The importance of a stable transition is another tradition of this country that the sitting president does not comprehend. John R. Vile, a student of the concession speech and professor of history at Middle Tennessee State University, told the National Geographic magazine that, “When it comes down to it, it’s not the Army or the Navy that keeps the United States together. It’s the notion that we are bound together by certain great principles and that our similarities are more binding than our differences are.”

That spirit is best summed up in the gracious 1860 concession speech Democrat Stephen Douglas wrote to Abraham Lincoln: “Partisan feeling must yield to patriotism. I’m with you Mr. President, and God bless you.”

Or when Bull Moose candidate Theodore Roosevelt lost the 1912 election to Woodrow Wilson: “The American people by a great plurality have decided in favor of Mr. Wilson and the Democratic Party. Like all good citizens, I accept the result with entire good humor and contentment.”

In 1952, Democratic loser Adlai Stevenson offered a prayer for winner Dwight D. Eisenhower: “That you may be the servant and guardian of peace and make the vale of trouble a door of hope, here’s my earnest prayer.”

One-term President Jimmy Carter said this when he lost the 1980 election to Ronald Reagan: “I promised you four years ago that I would never lie to you, so I can’t stand here and say that it doesn’t hurt. The people of the United States have made their choice, and of course I accept their decision, but, I have to admit, not with the same enthusiasm that I accepted the decision four years ago. I’ve a deep appreciation of the system, however, that lets people make a free choice about who will lead them for the next four years …”

President George H.W. Bush said this in 1992 when he conceded to Arkansas Gov. Bill Clinton: “Well, here’s the way I see it … the people have spoken, and we respect the majesty of the Democratic system. I just called Gov. Clinton over in Little Rock and offered my congratulations ... I want the country to know that our entire administration will work closely with his team to ensure the smooth transition of power. There is important work to be done, and America must always come first, so we will get behind this new president and wish him well.”

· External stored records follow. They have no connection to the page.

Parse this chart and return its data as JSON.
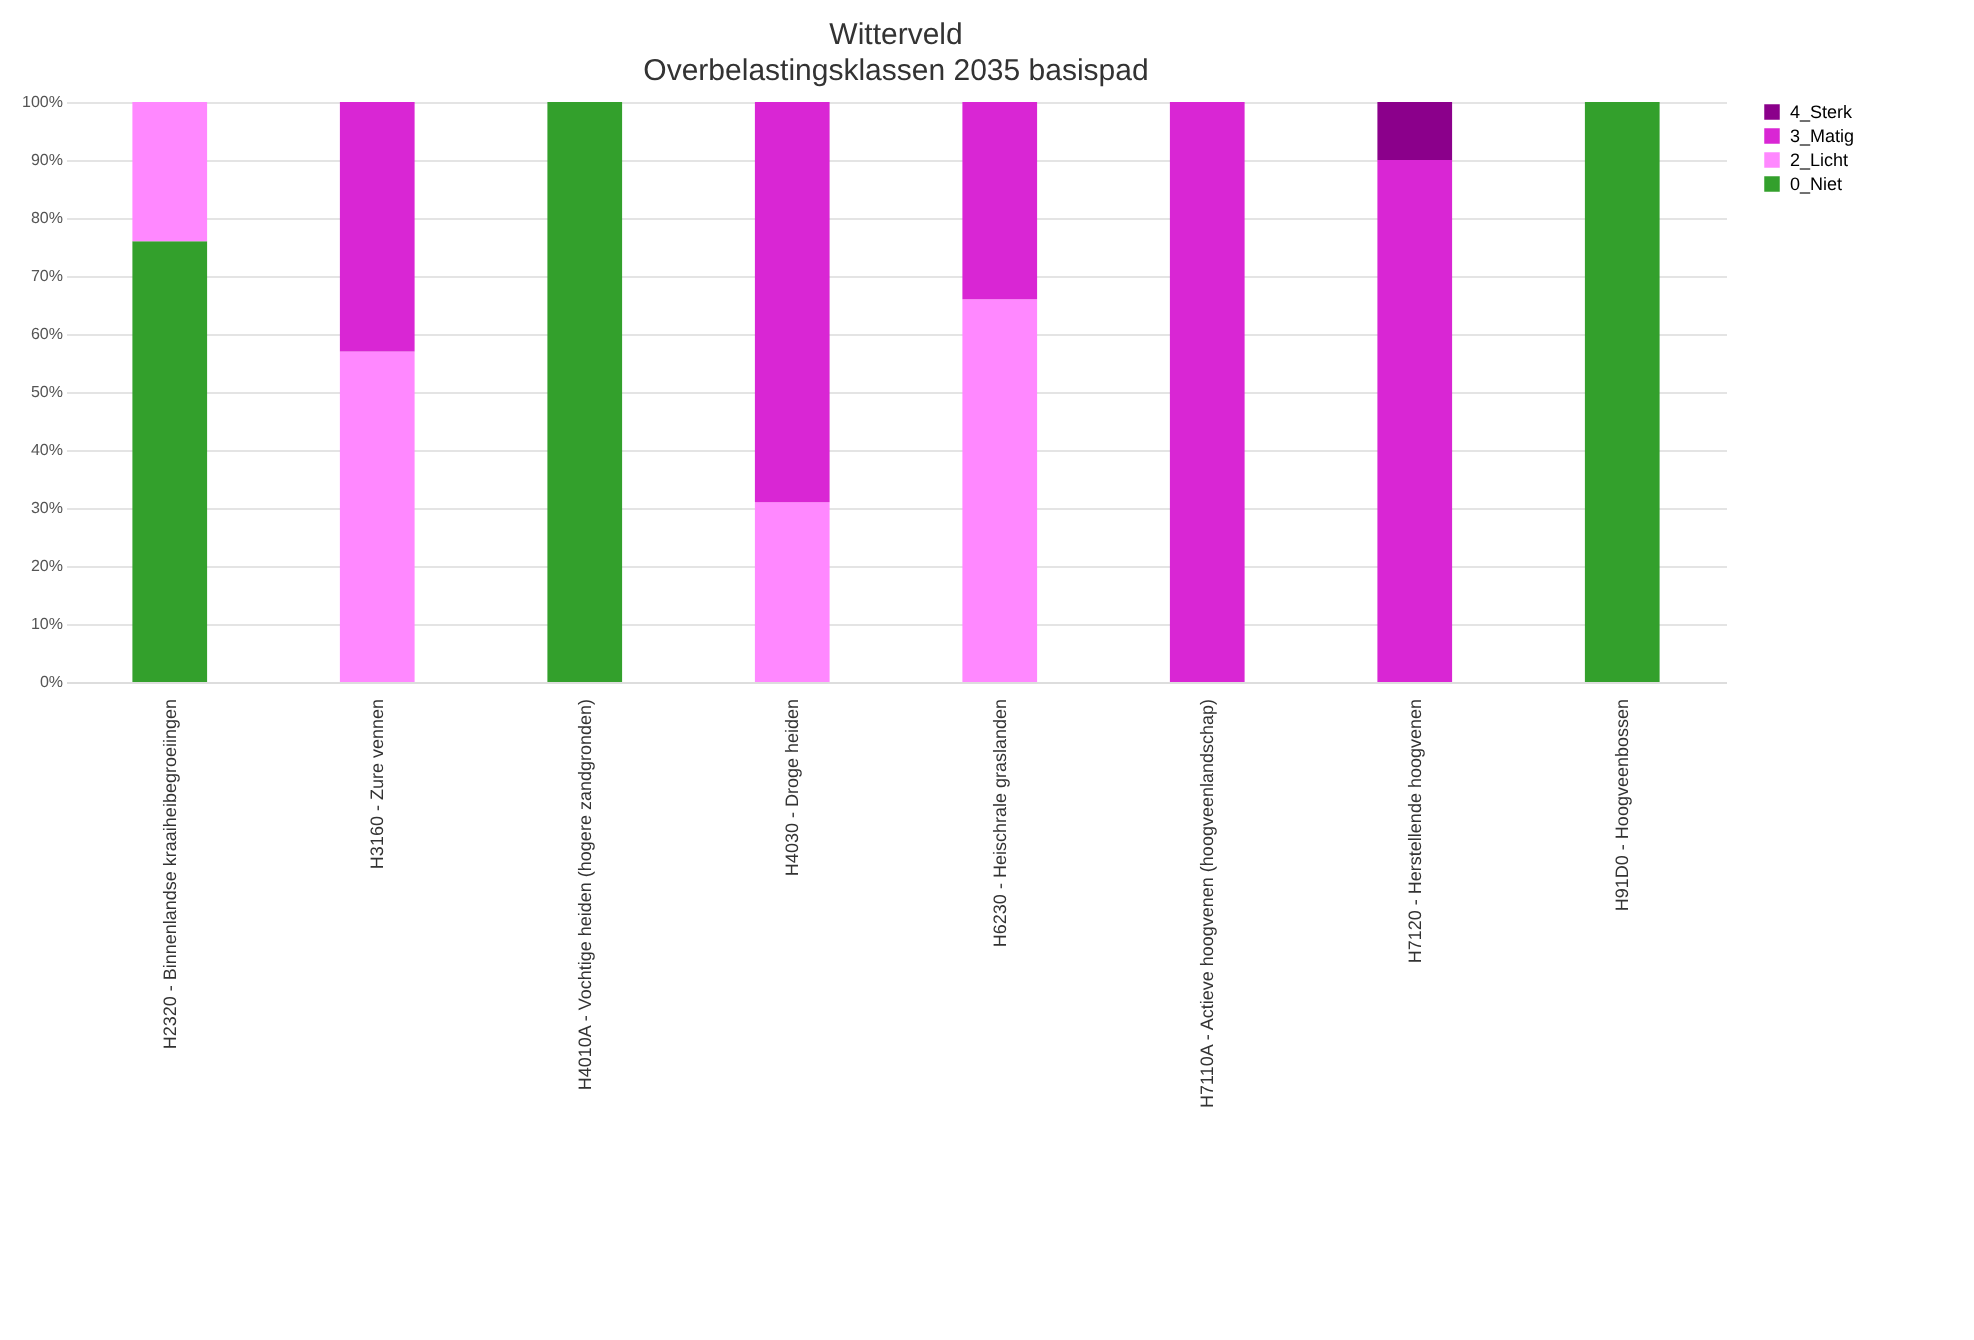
{
  "chart_data": {
    "type": "bar",
    "title": "Witterveld",
    "subtitle": "Overbelastingsklassen 2035 basispad",
    "stacked": true,
    "grid": "y",
    "legend": "right",
    "categories": [
      "H2320 - Binnenlandse kraaiheibegroeiingen",
      "H3160 - Zure vennen",
      "H4010A - Vochtige heiden (hogere zandgronden)",
      "H4030 - Droge heiden",
      "H6230 - Heischrale graslanden",
      "H7110A - Actieve hoogvenen (hoogveenlandschap)",
      "H7120 - Herstellende hoogvenen",
      "H91D0 - Hoogveenbossen"
    ],
    "series": [
      {
        "name": "0_Niet",
        "color": "#33a02c",
        "values": [
          76,
          0,
          100,
          0,
          0,
          0,
          0,
          100
        ]
      },
      {
        "name": "2_Licht",
        "color": "#ff88ff",
        "values": [
          24,
          57,
          0,
          31,
          66,
          0,
          0,
          0
        ]
      },
      {
        "name": "3_Matig",
        "color": "#d926d4",
        "values": [
          0,
          43,
          0,
          69,
          34,
          100,
          90,
          0
        ]
      },
      {
        "name": "4_Sterk",
        "color": "#8b008b",
        "values": [
          0,
          0,
          0,
          0,
          0,
          0,
          10,
          0
        ]
      }
    ],
    "ylim": [
      0,
      100
    ],
    "yticks": [
      {
        "value": 0,
        "label": "0%"
      },
      {
        "value": 10,
        "label": "10%"
      },
      {
        "value": 20,
        "label": "20%"
      },
      {
        "value": 30,
        "label": "30%"
      },
      {
        "value": 40,
        "label": "40%"
      },
      {
        "value": 50,
        "label": "50%"
      },
      {
        "value": 60,
        "label": "60%"
      },
      {
        "value": 70,
        "label": "70%"
      },
      {
        "value": 80,
        "label": "80%"
      },
      {
        "value": 90,
        "label": "90%"
      },
      {
        "value": 100,
        "label": "100%"
      }
    ]
  }
}
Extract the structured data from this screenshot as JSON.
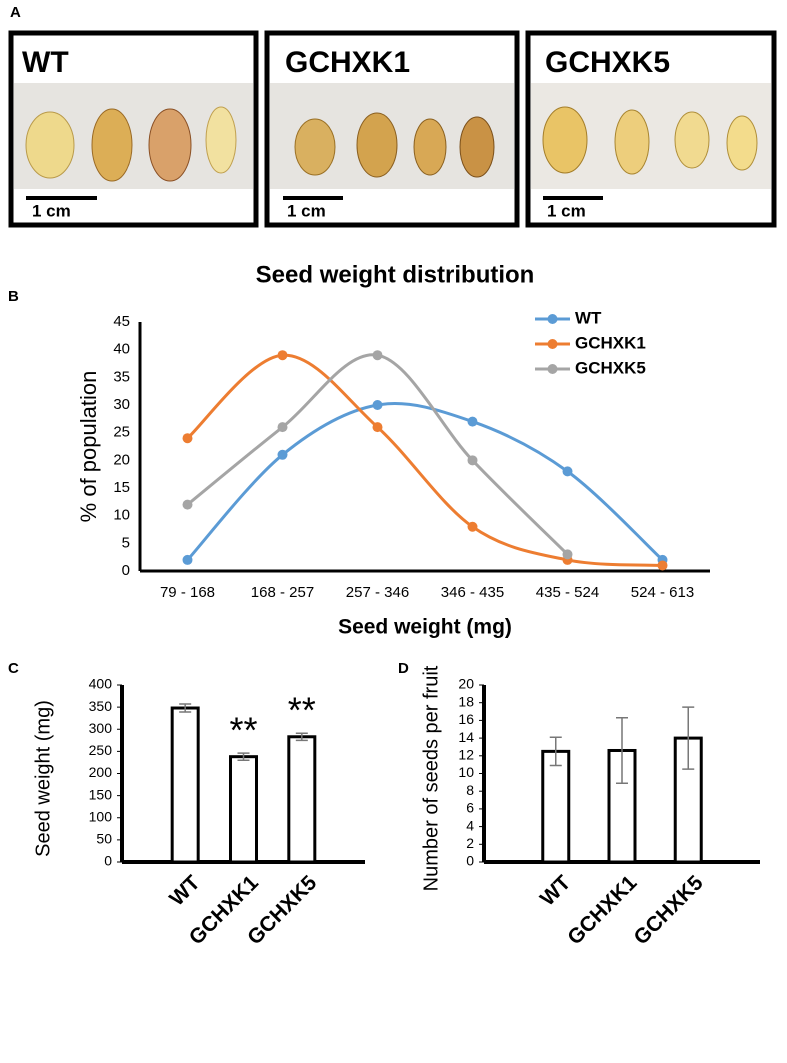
{
  "panel_labels": [
    "A",
    "B",
    "C",
    "D"
  ],
  "photos": {
    "labels": [
      "WT",
      "GCHXK1",
      "GCHXK5"
    ],
    "scale_bar": "1 cm"
  },
  "chart_data": [
    {
      "type": "line",
      "title": "Seed weight distribution",
      "x_label": "Seed weight (mg)",
      "y_label": "% of population",
      "categories": [
        "79 - 168",
        "168 - 257",
        "257 - 346",
        "346 - 435",
        "435 - 524",
        "524 - 613"
      ],
      "series": [
        {
          "name": "WT",
          "color": "#5b9bd5",
          "values": [
            2,
            21,
            30,
            27,
            18,
            2
          ]
        },
        {
          "name": "GCHXK1",
          "color": "#ed7d31",
          "values": [
            24,
            39,
            26,
            8,
            2,
            1
          ]
        },
        {
          "name": "GCHXK5",
          "color": "#a5a5a5",
          "values": [
            12,
            26,
            39,
            20,
            3,
            null
          ]
        }
      ],
      "ylim": [
        0,
        45
      ],
      "yticks": [
        0,
        5,
        10,
        15,
        20,
        25,
        30,
        35,
        40,
        45
      ],
      "grid": false,
      "smooth": true,
      "legend": "top-right"
    },
    {
      "type": "bar",
      "y_label": "Seed weight (mg)",
      "categories": [
        "WT",
        "GCHXK1",
        "GCHXK5"
      ],
      "values": [
        348,
        238,
        283
      ],
      "errors": [
        9,
        8,
        8
      ],
      "significance": [
        null,
        "**",
        "**"
      ],
      "color": "#ffffff",
      "ylim": [
        0,
        400
      ],
      "yticks": [
        0,
        50,
        100,
        150,
        200,
        250,
        300,
        350,
        400
      ],
      "grid": false
    },
    {
      "type": "bar",
      "y_label": "Number of seeds per fruit",
      "categories": [
        "WT",
        "GCHXK1",
        "GCHXK5"
      ],
      "values": [
        12.5,
        12.6,
        14.0
      ],
      "errors": [
        1.6,
        3.7,
        3.5
      ],
      "color": "#ffffff",
      "ylim": [
        0,
        20
      ],
      "yticks": [
        0,
        2,
        4,
        6,
        8,
        10,
        12,
        14,
        16,
        18,
        20
      ],
      "grid": false
    }
  ]
}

Some believe the most gracious concession speech ever given was that of John McCain in his decisive 2008 loss to Barack Obama: “The American people have spoken, and they have spoken clearly. A little while ago, I had the honor of calling Sen. Barack Obama to congratulate him on being elected the next president of the country that we both love. This is a historic election, and I recognize the special significance it has for African Americans and for the special pride that must be theirs tonight. Senator Obama has achieved a great thing for himself and for this country. I applaud him for it.”

In 2016 Hillary Clinton handled winning 3 million more votes but falling short in the electoral college, by saying this: “I still believe in America, and I always will. And if you do, then we must accept this result and then look to the future. Donald Trump is going to be our president. We owe him an open mind and the chance to lead. Our constitutional democracy enshrines the peaceful transfer of power. And we don’t just respect that, we cherish it.”

And then there’s Richard Nixon and his sore loser concession speech after losing the 1962 California governor’s race to Pat Brown (two years after losing the presidential race to JFK): “Just think how much you’re going to be missing. You don’t have Nixon to kick around anymore, because gentlemen, this is my last press conference.”